Bei der Vergabe von zulassungsbeschränkten Studiengängen ist der Notendurchschnitt ein entscheidendes Kriterium. Wenn man durch besondere Umstände daran gehindert wurde, eine bessere Leistung zu erbringen, soll das über diesen Antrag ausgeglichen werden.
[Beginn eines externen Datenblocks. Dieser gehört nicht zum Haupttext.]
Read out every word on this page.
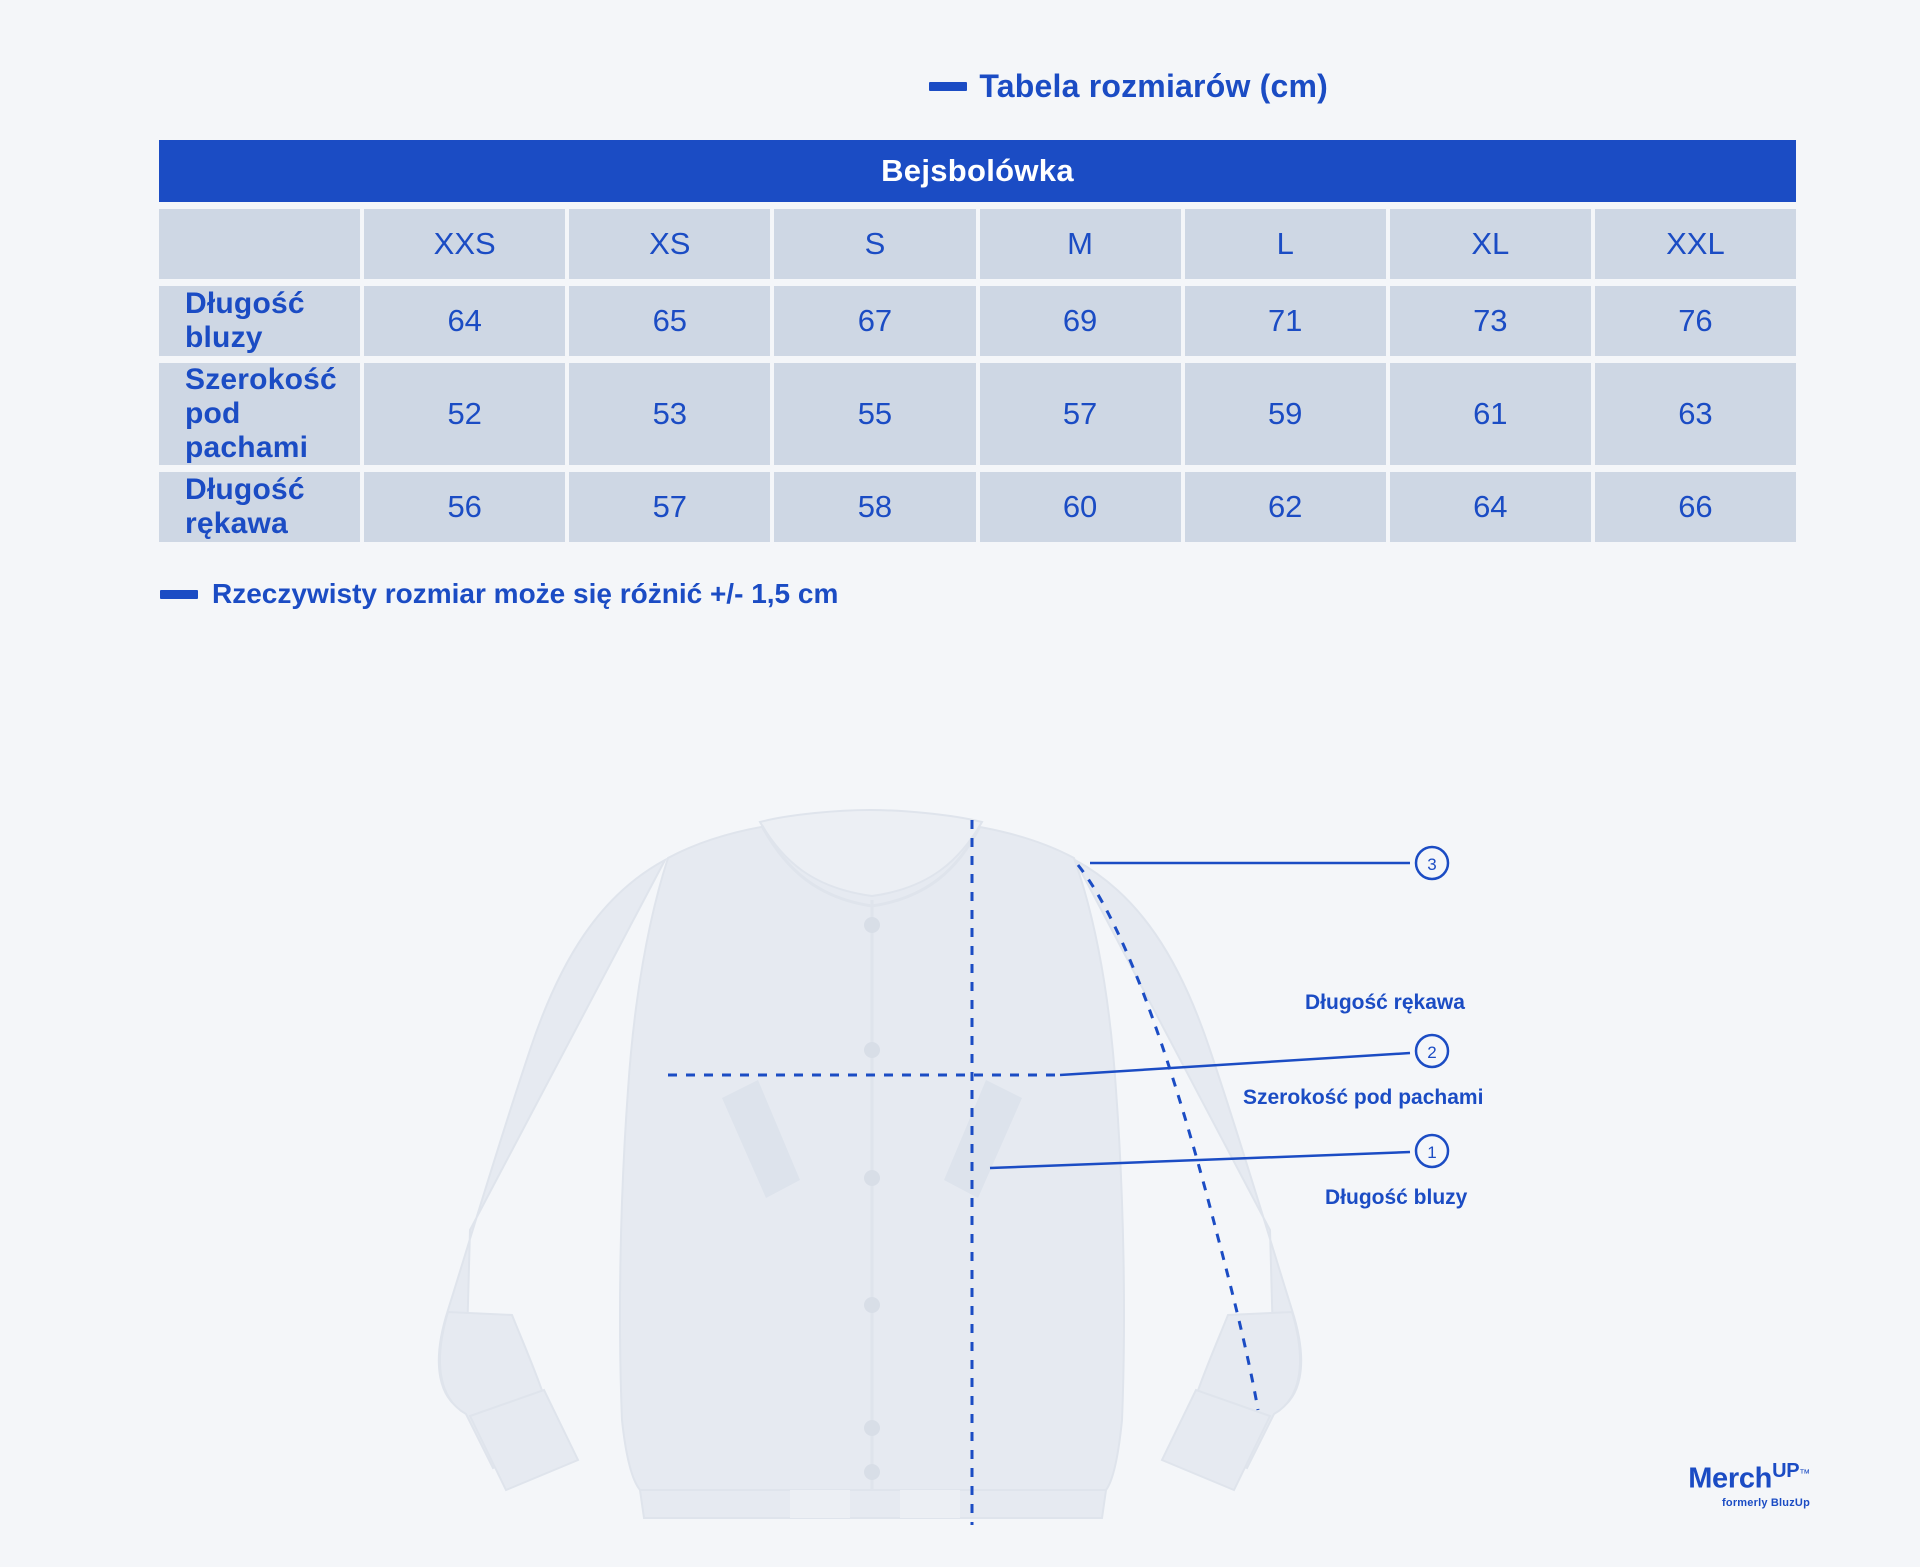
Tabela rozmiarów (cm)
Bejsbolówka							
	XXS	XS	S	M	L	XL	XXL
Długość bluzy	64	65	67	69	71	73	76
Szerokość pod pachami	52	53	55	57	59	61	63
Długość rękawa	56	57	58	60	62	64	66
Rzeczywisty rozmiar może się różnić +/- 1,5 cm
3
2
1
Długość rękawa
Szerokość pod pachami
Długość bluzy
Merch$^{UP™}$
formerly BluzUp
Dieser Antrag kann sich für Autist*innen lohnen. Wenn du eine Autismus-Diagnose und/oder einen Schwerbehindertenausweis mit einem GdB von 50 % oder mehr hast und annimmst, dass du die Verbesserung des Notendurchschnitts brauchen könntest, solltest du den Antrag stellen. Die Antragstellung ist allerdings aufwendig.

Überlege dir, was dich in der Schule daran gehindert hat, eine bessere Leistung zu bringen. Einige Beispiele könnten sein:

  • autismusbedingte Probleme mit mündlicher Mitarbeit,
  • Reizüberflutung oder leichte Ablenkbarkeit in einer reizintensiven Umgebung wie einem üblichen Klassenzimmer und daraus folgende Konzentrationsschwierigkeiten,
  • schlechte Sportnoten aufgrund autismustypischer Koordinationsprobleme,
  • Notenabzug wegen unordentlicher Darstellung bei feinmotorischen Problemen,
  • Probleme mit Gruppenarbeiten,
  • Probleme mit unklaren Aufgabenstellungen, oder
  • Probleme mit bestimmten Fächern (zum Beispiel Gedichtinterpretation, oder Quelleninterpretation im Geschichtsunterricht), die mit Autismus im Zusammenhang stehen können.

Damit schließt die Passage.